Впрочем, не одну только блестящую фалангу добродетельных вдов, генералов, академиков, с которыми он был особенно близок, Сван так цинично заставлял играть роль сводников. Все его друзья привыкли получать время от времени письма, в которых просьба рекомендовать или познакомить его была выражена им с дипломатическим искусством; особенность эта, оставаясь неизменной во всех его последовательных увлечениях и при весьма различных обстоятельствах, выдавала явственнее, чем это сделали бы самые грубые его оплошности, некоторую устойчивую черту его характера и тожественность преследуемых им целей.
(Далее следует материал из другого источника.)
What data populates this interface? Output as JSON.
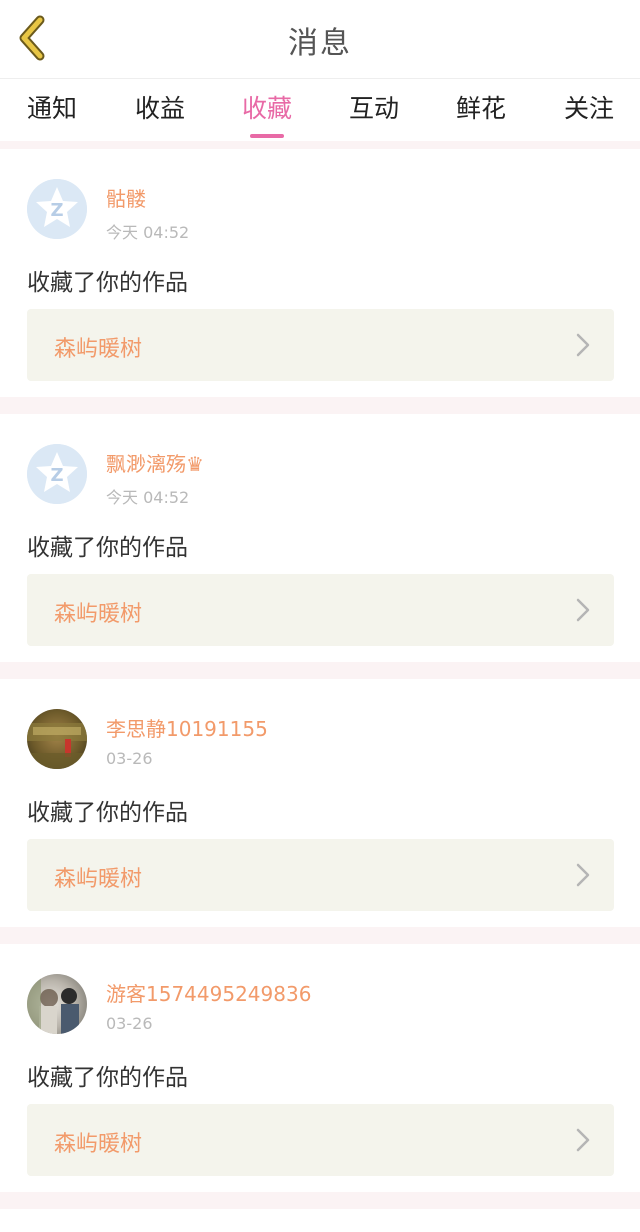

Много лет спустя, начав интересоваться его характером вследствие обнаружившегося в нем сходства, в совсем других отношениях, с моим собственным, я часто просил рассказать мне о том, как дедушка (который не был еще в те времена дедушкой, потому что лишь приблизительно в год моего рождения началось большое «увлечение» Свана, надолго прервавшее описываемые здесь его приемы), взглянув на полученное письмо и узнав на конверте почерк своего друга, восклицал: «Эге, Сван обращается с какой-то просьбой: будем на страже!» И вследствие ли недоверия, или же благодаря бессознательному дьявольскому чувству, побуждающему нас предлагать вещь только тем людям, которые ее не желают, мои родные самым решительным образом отклоняли его просьбы, даже в тех случаях, когда удовлетворить их не стоило им никакого труда, например просьбу познакомить его с барышней, обедавшей у нас по воскресеньям; каждый раз, когда Сван заводил о ней речь, дедушка и бабушка делали вид, будто больше ее не встречают, между тем как всю неделю они ломали голову, кого бы им пригласить к обеду вместе с нею, причем часто так никого и не находили, совсем позабыв, что стоит им сделать Свану знак, и тот, осчастливленный, прилетит к ним.

Иногда какая-нибудь дружественная моим дедушке и бабушке супружеская чета, жаловавшаяся, что Сван совсем забыл ее, с удовлетворением и даже, может быть, с некоторым желанием возбудить зависть, сообщала, что он стал вдруг необычайно внимательным к ним, что он сама предупредительность, что он ни на минуту не покидает супругов. Дедушка не хотел омрачать их удовольствие, но бросал лукавый взгляд на бабушку и тихонько напевал:

Что здесь за тайна?Мне никак не понять, —

или:

Мимолетное виденье… —

или:

В делах такого родаМне лучше быть слепым.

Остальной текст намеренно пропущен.